Chuck,

> Oh, you mean the Japanese TD disks.   As far as I know only one machine
> was produced that used them, the NEC PC 88-VA3:
> 
> https://necretro.org/PC-88_VA3

Yep, that the one.

> 
> It was an expensive market flop.  You might try to hunt down a drive if
> you're a collector, but as far as I know, the PC88-VA3 systems never
> made it outside of Japan.

No interest in collecting. I am just surprised it didn't catch on assuming cost 
of drive and media wasn't atrocious. In 1989 I was still using a 5160 w/ a 10MB 
HDD (in fact I ran Win 3 on that machine with a NEC CPU upgrade). Having an 
almost formatted capacity of 10MB, on even a $10 floppy disk, would have been 
phenomenal. That’s why I am surprised these floppy alternatives did not catch 
on especially when the ZIP drive took over the market like wild fire without 
even offering backward compatibility....

> 
> Still have my Caleb UHD144 drives, though--144MB on a 3.5" preformatted
> floppy.  Drive also reads and writes 1.44M and 720K floppies.

>From what I understand the Caleb was too little too late. Zip had already 
>established dominance and LS120 was on the market. 
> 
> And, then there was the Sony HiFD--another disaster.

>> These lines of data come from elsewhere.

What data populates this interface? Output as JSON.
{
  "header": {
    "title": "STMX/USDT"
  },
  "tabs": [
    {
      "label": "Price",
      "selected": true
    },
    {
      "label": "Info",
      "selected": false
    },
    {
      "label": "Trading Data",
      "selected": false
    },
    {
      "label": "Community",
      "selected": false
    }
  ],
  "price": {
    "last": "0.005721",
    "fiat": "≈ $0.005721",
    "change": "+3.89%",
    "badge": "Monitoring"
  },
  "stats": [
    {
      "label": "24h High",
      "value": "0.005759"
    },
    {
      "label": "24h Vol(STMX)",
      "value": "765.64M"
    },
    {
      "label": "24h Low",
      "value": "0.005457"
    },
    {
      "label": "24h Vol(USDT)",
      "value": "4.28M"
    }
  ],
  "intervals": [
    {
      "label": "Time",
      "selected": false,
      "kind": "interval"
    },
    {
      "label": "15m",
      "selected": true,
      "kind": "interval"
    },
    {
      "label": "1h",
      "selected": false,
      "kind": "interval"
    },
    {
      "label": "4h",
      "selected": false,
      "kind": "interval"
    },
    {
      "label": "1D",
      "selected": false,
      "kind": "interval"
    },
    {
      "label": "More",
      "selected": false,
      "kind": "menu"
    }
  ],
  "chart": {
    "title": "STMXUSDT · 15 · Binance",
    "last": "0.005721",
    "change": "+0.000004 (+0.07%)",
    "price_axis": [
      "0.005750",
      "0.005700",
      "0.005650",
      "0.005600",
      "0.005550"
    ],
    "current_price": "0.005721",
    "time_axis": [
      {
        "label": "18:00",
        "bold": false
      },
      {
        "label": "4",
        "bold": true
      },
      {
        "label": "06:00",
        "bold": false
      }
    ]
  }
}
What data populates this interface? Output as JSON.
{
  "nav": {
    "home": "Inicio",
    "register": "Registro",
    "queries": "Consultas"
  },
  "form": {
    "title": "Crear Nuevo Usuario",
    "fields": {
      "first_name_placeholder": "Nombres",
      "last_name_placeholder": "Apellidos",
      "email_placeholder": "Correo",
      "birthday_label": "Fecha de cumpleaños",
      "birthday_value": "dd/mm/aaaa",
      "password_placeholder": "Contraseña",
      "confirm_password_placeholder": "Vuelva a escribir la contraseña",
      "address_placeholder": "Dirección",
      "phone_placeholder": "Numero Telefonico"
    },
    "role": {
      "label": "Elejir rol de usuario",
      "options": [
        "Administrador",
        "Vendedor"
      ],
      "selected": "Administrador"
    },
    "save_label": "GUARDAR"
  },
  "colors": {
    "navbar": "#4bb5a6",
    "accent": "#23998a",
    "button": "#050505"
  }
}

Well when the first generation becomes known for mangling your data.... I blame 
Sony and poor execution for that one. If they had done it right a 200MB 3.5" 
disk drive in the late 90s would have still been awesome especially since it 
had backwards compatibility. I think the same can be said of the LS240 drives 
half a decade sooner in introduction and they would have taken over everything.